Secara global, pertumbuhan PDB global diproyeksikan tetap di bawah rata-rata pada 2023 dan 2024, masing-masing sebesar 3 persen dan 2,7 persen, tertahan oleh pengetatan kebijakan makroekonomi yang diperlukan untuk mengendalikan inflasi.
Baca Juga
Sejalan dengan hal tersebut, OECD menyatakan bahwa inflasi sangat bervariasi di antara negara-negara berkembang G20.
Namun demikian, faktor-faktor utama yang sama yang mempengaruhi inflasi di negara-negara maju, yakni penurunan kembali harga energi dan makanan serta pengetatan kebijakan di sebagian besar negara-negara besar. Hal ini juga berdampak pada ekonomi negara-negara berkembang.
Inflasi harga konsumen utama untuk negara-negara berkembang G20 secara keseluruhan diproyeksikan turun dari 9,1 persen pada 2022 menjadi 7,2 persen pada tahun ini, dan terus menurun menjadi 6,6 persen pada 2024.
“Dengan inflasi menurun hingga di bawah 4 persen di Brasil, Indonesia, dan Meksiko, serta tetap sangat rendah di China,” kata OECD.
Secara keseluruhan, meski ekonomi Indonesia masih akan tumbuh, terdapat faktor risiko yang mengancam. Pertama, perlambatan yang lebih tajam dari perkiraan di China merupakan risiko utama tambahan yang akan menekan pertumbuhan output di seluruh dunia.

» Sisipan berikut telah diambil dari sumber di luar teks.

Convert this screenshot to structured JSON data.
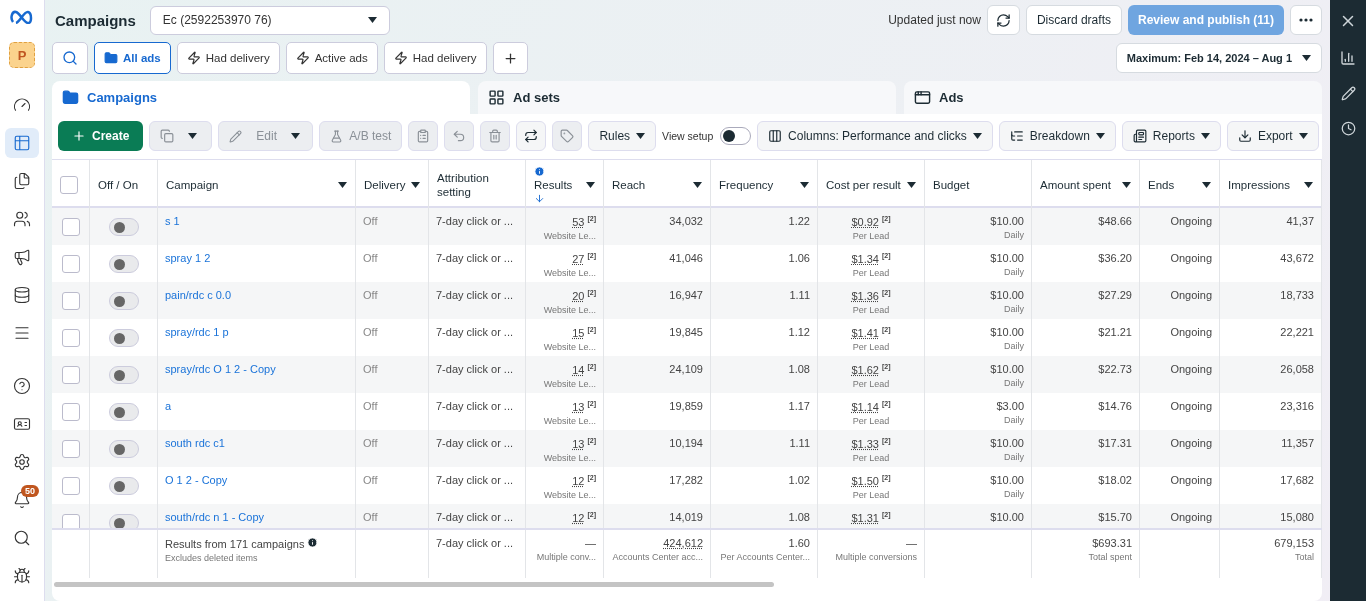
{
  "header": {
    "title": "Campaigns",
    "account": "Ec (2592253970 76)",
    "updated": "Updated just now",
    "discard": "Discard drafts",
    "publish": {
      "label": "Review and publish (11)",
      "disabled": true
    }
  },
  "sidebar": {
    "avatar": "P",
    "items": [
      {
        "kind": "gauge",
        "selected": false
      },
      {
        "kind": "table",
        "selected": true
      },
      {
        "kind": "pages",
        "selected": false
      },
      {
        "kind": "people",
        "selected": false
      },
      {
        "kind": "megaphone",
        "selected": false
      },
      {
        "kind": "coins",
        "selected": false
      },
      {
        "kind": "menu",
        "selected": false
      }
    ],
    "bottom": [
      {
        "kind": "help"
      },
      {
        "kind": "news"
      },
      {
        "kind": "settings"
      },
      {
        "kind": "bell",
        "badge": "50"
      },
      {
        "kind": "search"
      },
      {
        "kind": "bug"
      }
    ]
  },
  "filters": [
    {
      "label": "All ads",
      "kind": "folder",
      "selected": true
    },
    {
      "label": "Had delivery",
      "kind": "bolt",
      "selected": false
    },
    {
      "label": "Active ads",
      "kind": "bolt",
      "selected": false
    },
    {
      "label": "Had delivery",
      "kind": "bolt",
      "selected": false
    }
  ],
  "date_range": "Maximum: Feb 14, 2024 – Aug 1",
  "tabs": [
    {
      "label": "Campaigns",
      "kind": "campaigns",
      "selected": true
    },
    {
      "label": "Ad sets",
      "kind": "adsets",
      "selected": false
    },
    {
      "label": "Ads",
      "kind": "ads",
      "selected": false
    }
  ],
  "toolbar": {
    "create": "Create",
    "edit": {
      "label": "Edit",
      "disabled": true
    },
    "ab_test": {
      "label": "A/B test",
      "disabled": true
    },
    "rules": "Rules",
    "view_setup": {
      "label": "View setup",
      "on": false
    },
    "columns": "Columns: Performance and clicks",
    "breakdown": "Breakdown",
    "reports": "Reports",
    "export": "Export"
  },
  "table": {
    "all_selected": false,
    "columns": [
      {
        "label": "Off / On",
        "menu": false,
        "sorted": false
      },
      {
        "label": "Campaign",
        "menu": true,
        "sorted": false
      },
      {
        "label": "Delivery",
        "menu": true,
        "sorted": false
      },
      {
        "label": "Attribution setting",
        "menu": false,
        "sorted": false
      },
      {
        "label": "Results",
        "menu": true,
        "sorted": true
      },
      {
        "label": "Reach",
        "menu": true,
        "sorted": false
      },
      {
        "label": "Frequency",
        "menu": true,
        "sorted": false
      },
      {
        "label": "Cost per result",
        "menu": true,
        "sorted": false
      },
      {
        "label": "Budget",
        "menu": false,
        "sorted": false
      },
      {
        "label": "Amount spent",
        "menu": true,
        "sorted": false
      },
      {
        "label": "Ends",
        "menu": true,
        "sorted": false
      },
      {
        "label": "Impressions",
        "menu": true,
        "sorted": false
      }
    ],
    "rows": [
      {
        "selected": false,
        "on": false,
        "name": "s 1",
        "delivery": "Off",
        "attribution": "7-day click or ...",
        "results": "53",
        "results_mark": "[2]",
        "results_note": "Website Le...",
        "reach": "34,032",
        "frequency": "1.22",
        "cost": "$0.92",
        "cost_mark": "[2]",
        "cost_note": "Per Lead",
        "budget": "$10.00",
        "budget_note": "Daily",
        "spent": "$48.66",
        "ends": "Ongoing",
        "impressions": "41,37"
      },
      {
        "selected": false,
        "on": false,
        "name": "spray 1 2",
        "delivery": "Off",
        "attribution": "7-day click or ...",
        "results": "27",
        "results_mark": "[2]",
        "results_note": "Website Le...",
        "reach": "41,046",
        "frequency": "1.06",
        "cost": "$1.34",
        "cost_mark": "[2]",
        "cost_note": "Per Lead",
        "budget": "$10.00",
        "budget_note": "Daily",
        "spent": "$36.20",
        "ends": "Ongoing",
        "impressions": "43,672"
      },
      {
        "selected": false,
        "on": false,
        "name": "pain/rdc c 0.0",
        "delivery": "Off",
        "attribution": "7-day click or ...",
        "results": "20",
        "results_mark": "[2]",
        "results_note": "Website Le...",
        "reach": "16,947",
        "frequency": "1.11",
        "cost": "$1.36",
        "cost_mark": "[2]",
        "cost_note": "Per Lead",
        "budget": "$10.00",
        "budget_note": "Daily",
        "spent": "$27.29",
        "ends": "Ongoing",
        "impressions": "18,733"
      },
      {
        "selected": false,
        "on": false,
        "name": "spray/rdc 1 p",
        "delivery": "Off",
        "attribution": "7-day click or ...",
        "results": "15",
        "results_mark": "[2]",
        "results_note": "Website Le...",
        "reach": "19,845",
        "frequency": "1.12",
        "cost": "$1.41",
        "cost_mark": "[2]",
        "cost_note": "Per Lead",
        "budget": "$10.00",
        "budget_note": "Daily",
        "spent": "$21.21",
        "ends": "Ongoing",
        "impressions": "22,221"
      },
      {
        "selected": false,
        "on": false,
        "name": "spray/rdc O 1 2 - Copy",
        "delivery": "Off",
        "attribution": "7-day click or ...",
        "results": "14",
        "results_mark": "[2]",
        "results_note": "Website Le...",
        "reach": "24,109",
        "frequency": "1.08",
        "cost": "$1.62",
        "cost_mark": "[2]",
        "cost_note": "Per Lead",
        "budget": "$10.00",
        "budget_note": "Daily",
        "spent": "$22.73",
        "ends": "Ongoing",
        "impressions": "26,058"
      },
      {
        "selected": false,
        "on": false,
        "name": "a",
        "delivery": "Off",
        "attribution": "7-day click or ...",
        "results": "13",
        "results_mark": "[2]",
        "results_note": "Website Le...",
        "reach": "19,859",
        "frequency": "1.17",
        "cost": "$1.14",
        "cost_mark": "[2]",
        "cost_note": "Per Lead",
        "budget": "$3.00",
        "budget_note": "Daily",
        "spent": "$14.76",
        "ends": "Ongoing",
        "impressions": "23,316"
      },
      {
        "selected": false,
        "on": false,
        "name": "south rdc c1",
        "delivery": "Off",
        "attribution": "7-day click or ...",
        "results": "13",
        "results_mark": "[2]",
        "results_note": "Website Le...",
        "reach": "10,194",
        "frequency": "1.11",
        "cost": "$1.33",
        "cost_mark": "[2]",
        "cost_note": "Per Lead",
        "budget": "$10.00",
        "budget_note": "Daily",
        "spent": "$17.31",
        "ends": "Ongoing",
        "impressions": "11,357"
      },
      {
        "selected": false,
        "on": false,
        "name": "O 1 2 - Copy",
        "delivery": "Off",
        "attribution": "7-day click or ...",
        "results": "12",
        "results_mark": "[2]",
        "results_note": "Website Le...",
        "reach": "17,282",
        "frequency": "1.02",
        "cost": "$1.50",
        "cost_mark": "[2]",
        "cost_note": "Per Lead",
        "budget": "$10.00",
        "budget_note": "Daily",
        "spent": "$18.02",
        "ends": "Ongoing",
        "impressions": "17,682"
      },
      {
        "selected": false,
        "on": false,
        "name": "south/rdc n 1 - Copy",
        "delivery": "Off",
        "attribution": "7-day click or ...",
        "results": "12",
        "results_mark": "[2]",
        "reach": "14,019",
        "frequency": "1.08",
        "cost": "$1.31",
        "cost_mark": "[2]",
        "budget": "$10.00",
        "spent": "$15.70",
        "ends": "Ongoing",
        "impressions": "15,080"
      }
    ],
    "footer": {
      "title": "Results from 171 campaigns",
      "subtitle": "Excludes deleted items",
      "attribution": "7-day click or ...",
      "results": "—",
      "results_note": "Multiple conv...",
      "reach": "424,612",
      "reach_note": "Accounts Center acc...",
      "frequency": "1.60",
      "frequency_note": "Per Accounts Center...",
      "cost": "—",
      "cost_note": "Multiple conversions",
      "spent": "$693.31",
      "spent_note": "Total spent",
      "impressions": "679,153",
      "impressions_note": "Total"
    }
  }
}
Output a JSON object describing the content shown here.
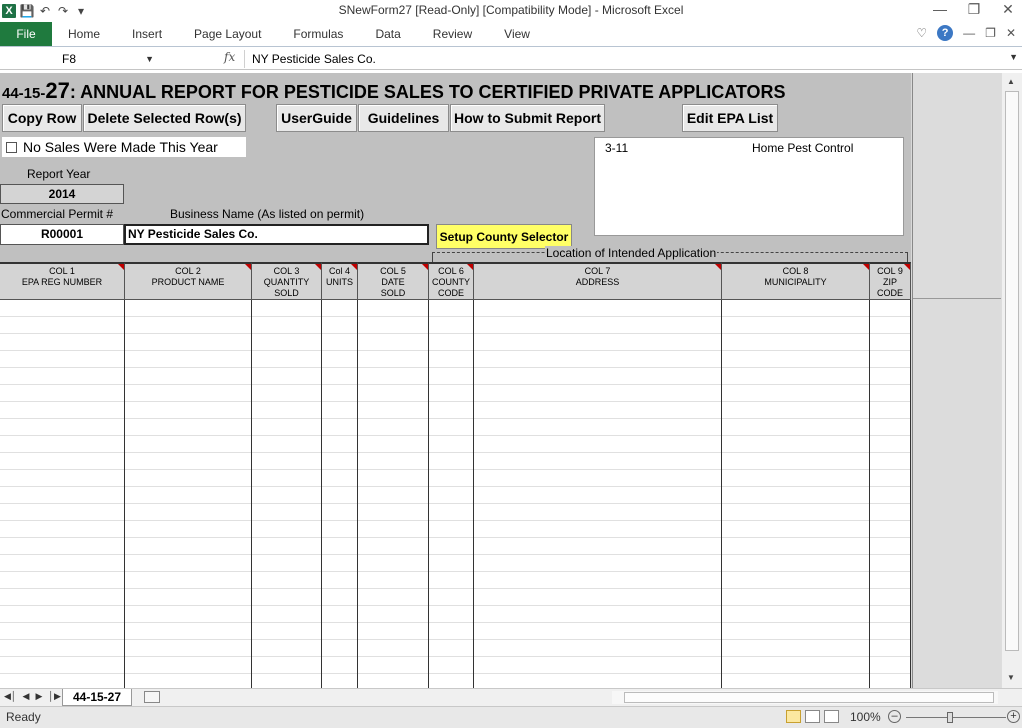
{
  "window": {
    "title": "SNewForm27  [Read-Only]  [Compatibility Mode]  -  Microsoft Excel"
  },
  "ribbon": {
    "file": "File",
    "tabs": [
      "Home",
      "Insert",
      "Page Layout",
      "Formulas",
      "Data",
      "Review",
      "View"
    ]
  },
  "formula_bar": {
    "cell_ref": "F8",
    "fx": "fx",
    "value": "NY Pesticide Sales Co."
  },
  "form": {
    "code_prefix": "44-15-",
    "code_number": "27",
    "title": ": ANNUAL REPORT FOR PESTICIDE SALES TO CERTIFIED PRIVATE APPLICATORS",
    "buttons": {
      "copy_row": "Copy Row",
      "delete_rows": "Delete Selected Row(s)",
      "user_guide": "UserGuide",
      "guidelines": "Guidelines",
      "how_to_submit": "How to Submit Report",
      "edit_epa": "Edit EPA List",
      "county_selector": "Setup County Selector"
    },
    "no_sales_label": "No Sales Were Made This Year",
    "report_year_label": "Report Year",
    "report_year": "2014",
    "permit_label": "Commercial Permit #",
    "permit_value": "R00001",
    "business_label": "Business Name (As listed on permit)",
    "business_value": "NY Pesticide Sales Co.",
    "location_label": "Location of Intended Application",
    "list": {
      "code": "3-11",
      "name": "Home Pest Control"
    }
  },
  "columns": [
    {
      "l1": "COL 1",
      "l2": "EPA REG NUMBER",
      "l3": ""
    },
    {
      "l1": "COL 2",
      "l2": "PRODUCT NAME",
      "l3": ""
    },
    {
      "l1": "COL 3",
      "l2": "QUANTITY",
      "l3": "SOLD"
    },
    {
      "l1": "Col 4",
      "l2": "UNITS",
      "l3": ""
    },
    {
      "l1": "COL 5",
      "l2": "DATE",
      "l3": "SOLD"
    },
    {
      "l1": "COL 6",
      "l2": "COUNTY",
      "l3": "CODE"
    },
    {
      "l1": "COL 7",
      "l2": "ADDRESS",
      "l3": ""
    },
    {
      "l1": "COL 8",
      "l2": "MUNICIPALITY",
      "l3": ""
    },
    {
      "l1": "COL 9",
      "l2": "ZIP",
      "l3": "CODE"
    }
  ],
  "sheet_tab": "44-15-27",
  "status": {
    "ready": "Ready",
    "zoom": "100%"
  }
}
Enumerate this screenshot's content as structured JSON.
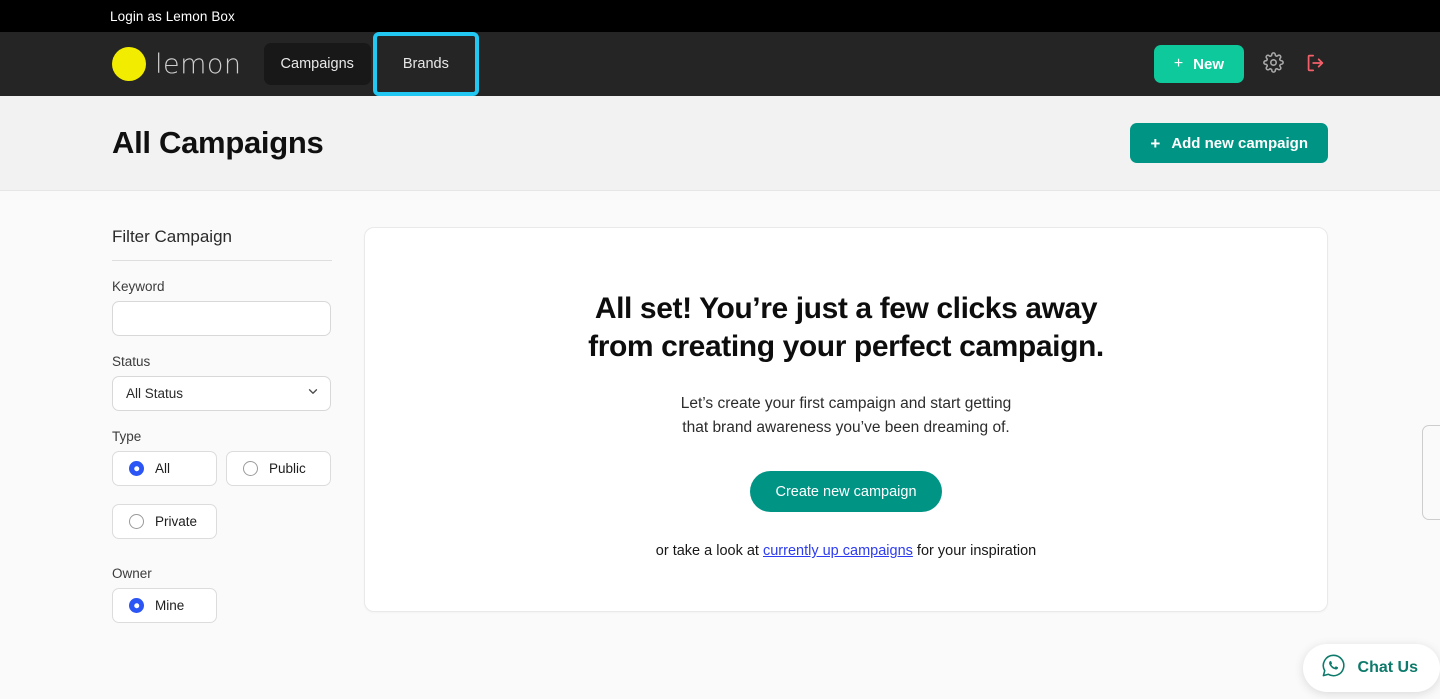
{
  "login_strip": {
    "text": "Login as Lemon Box"
  },
  "navbar": {
    "logo_word": "lemon",
    "tabs": [
      {
        "label": "Campaigns",
        "state": "pill"
      },
      {
        "label": "Brands",
        "state": "highlighted"
      }
    ],
    "new_button": {
      "label": "New",
      "plus": "+"
    },
    "settings_icon": "gear-icon",
    "logout_icon": "logout-icon",
    "colors": {
      "strip_bg": "#000000",
      "nav_bg": "#252525",
      "logo_dot": "#f2ec00",
      "new_button_bg": "#0ec99b",
      "highlight": "#22c7f2",
      "logout": "#f4606a"
    }
  },
  "page_header": {
    "title": "All Campaigns",
    "add_button": {
      "label": "Add new campaign",
      "plus": "+"
    }
  },
  "filter": {
    "title": "Filter Campaign",
    "keyword": {
      "label": "Keyword",
      "value": "",
      "placeholder": ""
    },
    "status": {
      "label": "Status",
      "selected": "All Status"
    },
    "type": {
      "label": "Type",
      "options": [
        {
          "label": "All",
          "checked": true
        },
        {
          "label": "Public",
          "checked": false
        },
        {
          "label": "Private",
          "checked": false
        }
      ]
    },
    "owner": {
      "label": "Owner",
      "options": [
        {
          "label": "Mine",
          "checked": true
        }
      ]
    }
  },
  "main_card": {
    "headline_line1": "All set! You’re just a few clicks away",
    "headline_line2": "from creating your perfect campaign.",
    "sub_line1": "Let’s create your first campaign and start getting",
    "sub_line2": "that brand awareness you’ve been dreaming of.",
    "create_button": "Create new campaign",
    "footer_prefix": "or take a look at ",
    "footer_link": "currently up campaigns",
    "footer_suffix": " for your inspiration"
  },
  "chat_widget": {
    "label": "Chat Us",
    "icon": "whatsapp-icon",
    "color": "#0d7a6b"
  }
}
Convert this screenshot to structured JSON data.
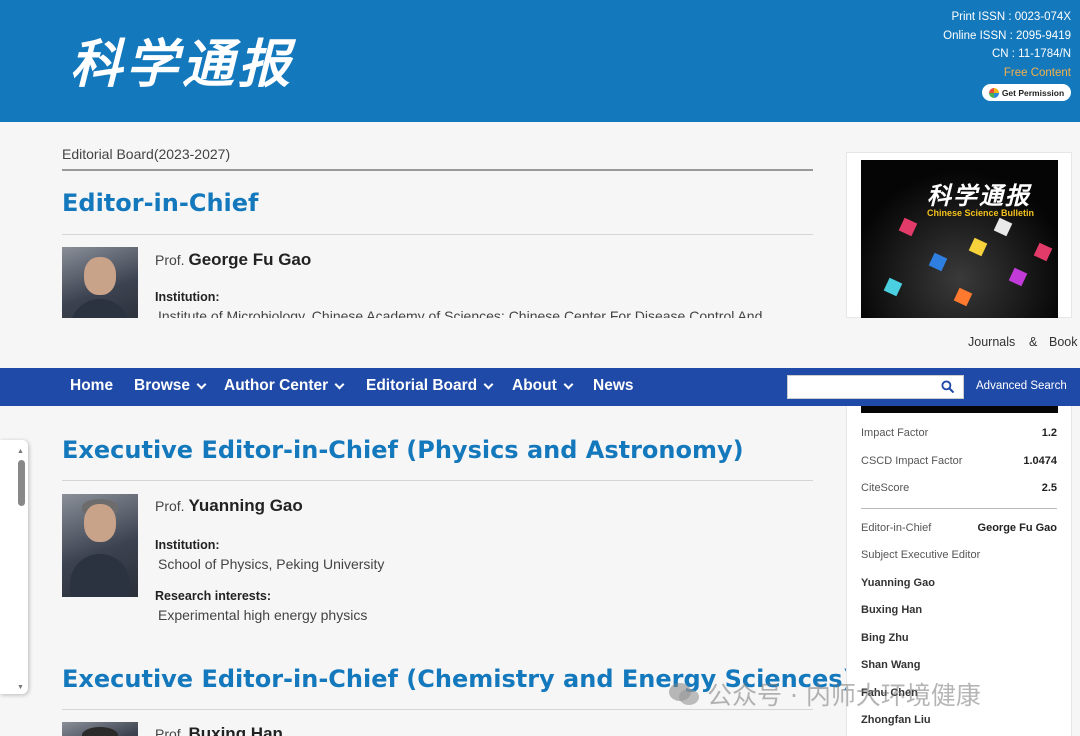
{
  "header": {
    "logo_text": "科学通报",
    "print_issn": "Print ISSN : 0023-074X",
    "online_issn": "Online ISSN : 2095-9419",
    "cn": "CN : 11-1784/N",
    "free_content": "Free Content",
    "permission_button": "Get Permission"
  },
  "breadcrumb": "Editorial Board(2023-2027)",
  "sections": {
    "chief": {
      "title": "Editor-in-Chief",
      "prefix": "Prof.",
      "name": "George Fu Gao",
      "institution_label": "Institution:",
      "institution": "Institute of Microbiology, Chinese Academy of Sciences; Chinese Center For Disease Control And"
    },
    "physics": {
      "title": "Executive Editor-in-Chief (Physics and Astronomy)",
      "prefix": "Prof.",
      "name": "Yuanning Gao",
      "institution_label": "Institution:",
      "institution": "School of Physics, Peking University",
      "research_label": "Research interests:",
      "research": "Experimental high energy physics"
    },
    "chemistry": {
      "title": "Executive Editor-in-Chief (Chemistry and Energy Sciences)",
      "prefix": "Prof.",
      "name": "Buxing Han"
    }
  },
  "cover": {
    "title": "科学通报",
    "subtitle": "Chinese Science Bulletin"
  },
  "top_links": {
    "journals": "Journals",
    "amp": "&",
    "books": "Book"
  },
  "nav": {
    "home": "Home",
    "browse": "Browse",
    "author_center": "Author Center",
    "editorial_board": "Editorial Board",
    "about": "About",
    "news": "News",
    "search_value": "",
    "advanced_search": "Advanced Search"
  },
  "metrics": [
    {
      "label": "Impact Factor",
      "value": "1.2"
    },
    {
      "label": "CSCD Impact Factor",
      "value": "1.0474"
    },
    {
      "label": "CiteScore",
      "value": "2.5"
    }
  ],
  "editors": {
    "chief_label": "Editor-in-Chief",
    "chief_name": "George Fu Gao",
    "subject_label": "Subject Executive Editor",
    "names": [
      "Yuanning Gao",
      "Buxing Han",
      "Bing Zhu",
      "Shan Wang",
      "Fahu Chen",
      "Zhongfan Liu"
    ]
  },
  "watermark": "公众号 · 内师大环境健康"
}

Kedua, risiko geopolitik. Ketiga, risiko terkait adalah bahwa guncangan pasokan yang merugikan di pasar komoditas global dapat terulang kembali. Harga makanan dan energi memiliki bobot yang besar dalam indeks harga konsumen di banyak negara dan merupakan faktor penentu penting bagi ekspektasi inflasi rumah tangga.